Démétrios regarda le spectacle avec incrédulité.

— Ils ont échoué...

— Oui.

— C'est impossible.

— Non.

dit Alaric.

— C'est Alexandre.

Mais déjà Darius réagissait.

Le Grand Roi comprit que ses chars ne perceraient pas.

Alors il lança autre chose.

La cavalerie.

Toute la puissance de sa cavalerie.

Des milliers de cavaliers.

Peut-être des dizaines de milliers.

Ils déferlèrent sur les ailes macédoniennes.

Comme une vague géante.

Comme une mer de lances et de chevaux.

Le sol vibrait sous leur charge.

À gauche, les hommes de Parménion furent frappés de plein fouet.

À droite, les cavaliers perses cherchaient à envelopper Alexandre.

Le choc fut terrible.

Des cavaliers tombèrent.

Des chevaux s'effondrèrent.

Des hommes furent piétinés avant même d'avoir pu se relever.

Et Alexandre bougea.

Enfin.

Au lieu de charger directement vers le centre perse, il partit vers la droite.

Toujours plus loin.

Toujours plus vite.

Les Compagnons le suivirent comme un seul homme.

Leurs armures étincelaient sous le soleil.

Leurs longues lances pointaient vers l'avant.

Les cavaliers perses les poursuivirent immédiatement.

Pensant l'intercepter.

Pensant l'envelopper.

Pensant l'écraser.

Darius lui-même observa ce mouvement.

Et donna l'ordre de poursuivre.

Encore.

Toujours plus loin.

Mais Alexandre les attirait.

Comme un chasseur attire sa proie.

Comme un joueur déplace les pièces d'un jeu qu'il maîtrise déjà.

Minute après minute, le gigantesque front perse commença à s'étirer.

À se déformer.

À perdre sa cohésion.

Des espaces apparurent.

Des unités se retrouvèrent séparées.

Les lignes autrefois compactes commencèrent à se distendre.

Alaric le vit.

Même depuis la phalange.

Même au milieu du vacarme.

Quelque chose était en train de se produire.

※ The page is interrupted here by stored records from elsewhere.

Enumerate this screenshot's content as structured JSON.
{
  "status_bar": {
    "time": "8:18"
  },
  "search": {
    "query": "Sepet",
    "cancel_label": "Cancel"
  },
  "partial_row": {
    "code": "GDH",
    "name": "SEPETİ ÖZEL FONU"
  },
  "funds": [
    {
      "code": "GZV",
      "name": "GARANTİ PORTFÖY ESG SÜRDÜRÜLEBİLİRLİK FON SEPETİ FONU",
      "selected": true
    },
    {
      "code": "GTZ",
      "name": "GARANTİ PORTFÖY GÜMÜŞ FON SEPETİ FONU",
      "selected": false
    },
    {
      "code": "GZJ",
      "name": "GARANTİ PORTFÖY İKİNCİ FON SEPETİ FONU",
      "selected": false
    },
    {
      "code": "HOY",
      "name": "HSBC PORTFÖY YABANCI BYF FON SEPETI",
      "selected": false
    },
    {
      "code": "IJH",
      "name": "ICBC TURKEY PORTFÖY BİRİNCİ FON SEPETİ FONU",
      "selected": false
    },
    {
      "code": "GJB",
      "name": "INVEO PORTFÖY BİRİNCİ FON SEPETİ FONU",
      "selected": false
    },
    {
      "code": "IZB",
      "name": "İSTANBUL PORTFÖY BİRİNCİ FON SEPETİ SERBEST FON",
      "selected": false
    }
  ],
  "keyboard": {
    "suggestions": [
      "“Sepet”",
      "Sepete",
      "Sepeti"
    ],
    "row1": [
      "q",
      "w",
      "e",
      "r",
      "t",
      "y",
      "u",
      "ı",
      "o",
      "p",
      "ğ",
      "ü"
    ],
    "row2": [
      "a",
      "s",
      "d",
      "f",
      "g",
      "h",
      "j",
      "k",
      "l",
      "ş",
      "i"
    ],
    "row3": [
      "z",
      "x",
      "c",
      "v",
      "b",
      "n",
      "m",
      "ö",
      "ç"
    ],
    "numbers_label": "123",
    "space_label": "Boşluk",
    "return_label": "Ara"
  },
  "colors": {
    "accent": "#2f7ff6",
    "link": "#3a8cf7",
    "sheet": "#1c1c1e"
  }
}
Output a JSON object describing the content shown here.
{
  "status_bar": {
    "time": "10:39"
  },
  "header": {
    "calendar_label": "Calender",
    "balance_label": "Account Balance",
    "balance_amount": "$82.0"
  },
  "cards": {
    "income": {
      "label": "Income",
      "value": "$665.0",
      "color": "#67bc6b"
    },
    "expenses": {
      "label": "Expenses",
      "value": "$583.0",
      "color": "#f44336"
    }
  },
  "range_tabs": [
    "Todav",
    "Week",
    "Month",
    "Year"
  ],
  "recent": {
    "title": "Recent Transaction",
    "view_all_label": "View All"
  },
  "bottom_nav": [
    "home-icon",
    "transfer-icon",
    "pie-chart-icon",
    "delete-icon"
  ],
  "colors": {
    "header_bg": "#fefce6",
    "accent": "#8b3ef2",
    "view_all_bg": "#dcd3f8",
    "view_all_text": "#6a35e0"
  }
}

Quelque chose que peu d'hommes comprenaient encore.

Les soldats voyaient seulement Alexandre s'éloigner.

Mais Alaric voyait davantage.

Il voyait le piège.

Il voyait la faille naître sous les yeux mêmes de Darius.

Puis soudain...

Alexandre tira sur les rênes.

Sa cavalerie pivota.

D'un seul mouvement.

Comme une lame qui change brusquement de direction.

Les Compagnons se reformèrent.

Les cavaliers perses furent pris de court.

Et pour la première fois depuis le début de la bataille...

Une ouverture apparut au centre de l'armée perse.

Une ouverture étroite.

Fragile.

Mais suffisante.

Les yeux d'Alaric s'écarquillèrent.

Il comprit.

Alexandre avait trouvé ce qu'il cherchait depuis le début.

Le chemin vers Darius.

Le chemin vers le cœur de l'empire.

Le chemin vers la victoire.

Et lorsqu'il lança sa cavalerie droit vers cette brèche, un rugissement monta des rangs macédoniens.

La plus grande bataille de son existence venait réellement de commencer.

Et le destin du monde allait se jouer dans les instants qui suivaient.